In the epilogue to my book on “Old Town Road,” I speculated that Lil Nas X’s seminal hit would launch “a new wave of Black crossover in country music. … You might say Lil Nas X died at country radio so others might live.” Mind you, I wrote that before the country-pop explosion of 2023, which was almost entirely proffered by white artists (including, in one case, a white country star covering a legendary song by a Black folkie). But in 2024, Shaboozey’s “A Bar Song” finally fulfilled my prediction, even if it took a form I couldn’t possibly have foreseen. Which, honestly, makes it a lot like its predecessor and (currently) shared Hot 100 record-holder, “Old Town Road”—irresistible, culturally ubiquitous, and sui generis in its final form.

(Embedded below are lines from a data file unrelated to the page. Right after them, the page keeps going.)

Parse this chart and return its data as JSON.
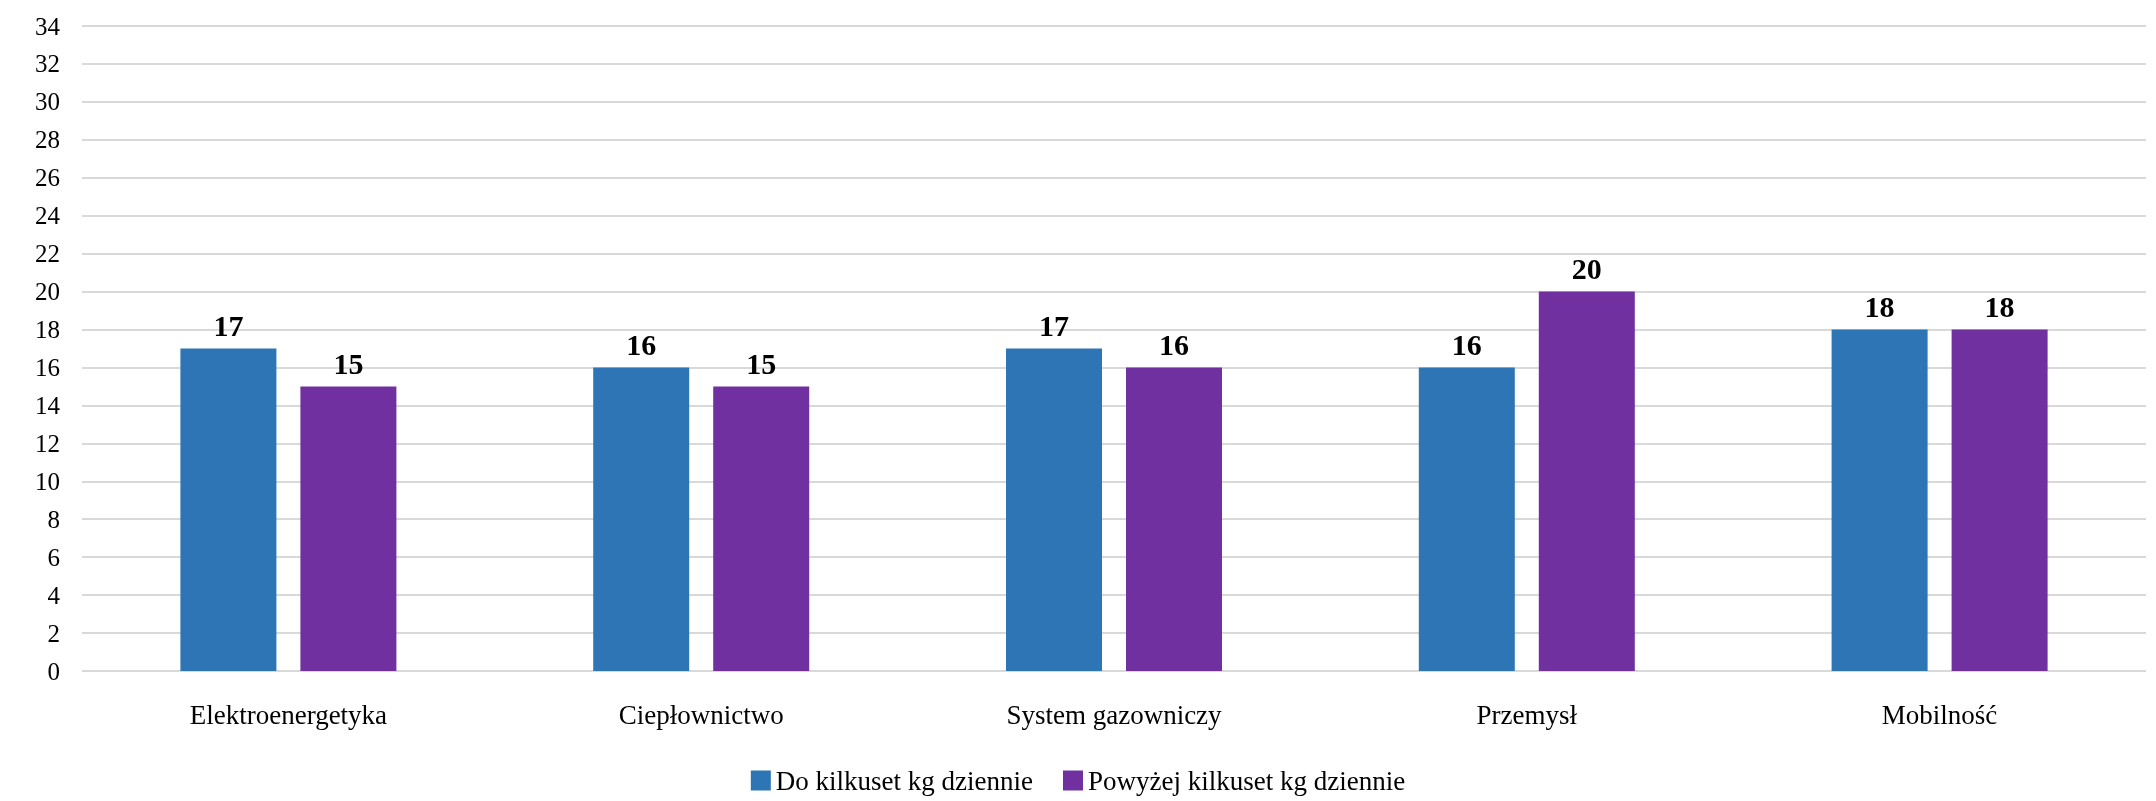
{
  "chart_data": {
    "type": "bar",
    "categories": [
      "Elektroenergetyka",
      "Ciepłownictwo",
      "System gazowniczy",
      "Przemysł",
      "Mobilność"
    ],
    "series": [
      {
        "name": "Do kilkuset kg dziennie",
        "color": "#2e75b6",
        "values": [
          17,
          16,
          17,
          16,
          18
        ]
      },
      {
        "name": "Powyżej kilkuset kg dziennie",
        "color": "#7030a0",
        "values": [
          15,
          15,
          16,
          20,
          18
        ]
      }
    ],
    "ylim": [
      0,
      34
    ],
    "yticks": [
      0,
      2,
      4,
      6,
      8,
      10,
      12,
      14,
      16,
      18,
      20,
      22,
      24,
      26,
      28,
      30,
      32,
      34
    ],
    "grid": "y",
    "legend": "bottom",
    "data_labels": true
  }
}
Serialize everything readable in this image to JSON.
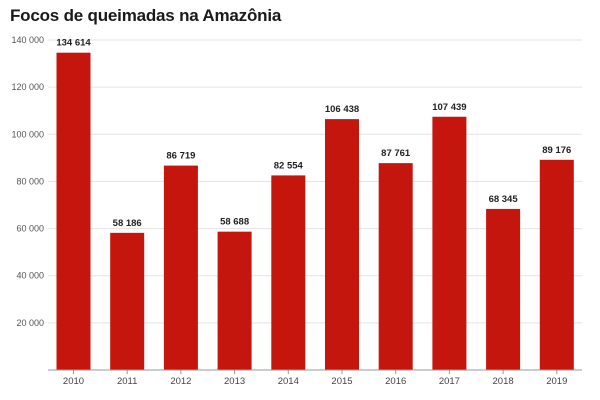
{
  "chart_data": {
    "type": "bar",
    "title": "Focos de queimadas na Amazônia",
    "xlabel": "",
    "ylabel": "",
    "categories": [
      "2010",
      "2011",
      "2012",
      "2013",
      "2014",
      "2015",
      "2016",
      "2017",
      "2018",
      "2019"
    ],
    "values": [
      134614,
      58186,
      86719,
      58688,
      82554,
      106438,
      87761,
      107439,
      68345,
      89176
    ],
    "value_labels": [
      "134 614",
      "58 186",
      "86 719",
      "58 688",
      "82 554",
      "106 438",
      "87 761",
      "107 439",
      "68 345",
      "89 176"
    ],
    "ylim": [
      0,
      140000
    ],
    "yticks": [
      20000,
      40000,
      60000,
      80000,
      100000,
      120000,
      140000
    ],
    "ytick_labels": [
      "20 000",
      "40 000",
      "60 000",
      "80 000",
      "100 000",
      "120 000",
      "140 000"
    ],
    "grid": true,
    "bar_color": "#c4160c"
  }
}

Where “Road” put a button on the 2010s, “A Bar Song (Tipsy)” is the ultimate 2020s hit: Nostalgic for hip-hop heads, legible to the post-Wallen country crowd, and just catchy enough to lure in the moderate pop fan, Shaboozey’s smash is at once digitally savvy, culturally old-school, and as American as a trucker hat. Or even—I hate to say it—a MAGA cap. Let’s … not think too hard right now about how this song’s legion of fans, both active and passive, cast their ballots a month ago. Let’s marvel that a Black man mashing up all flavors of our culture is bringing us together at all.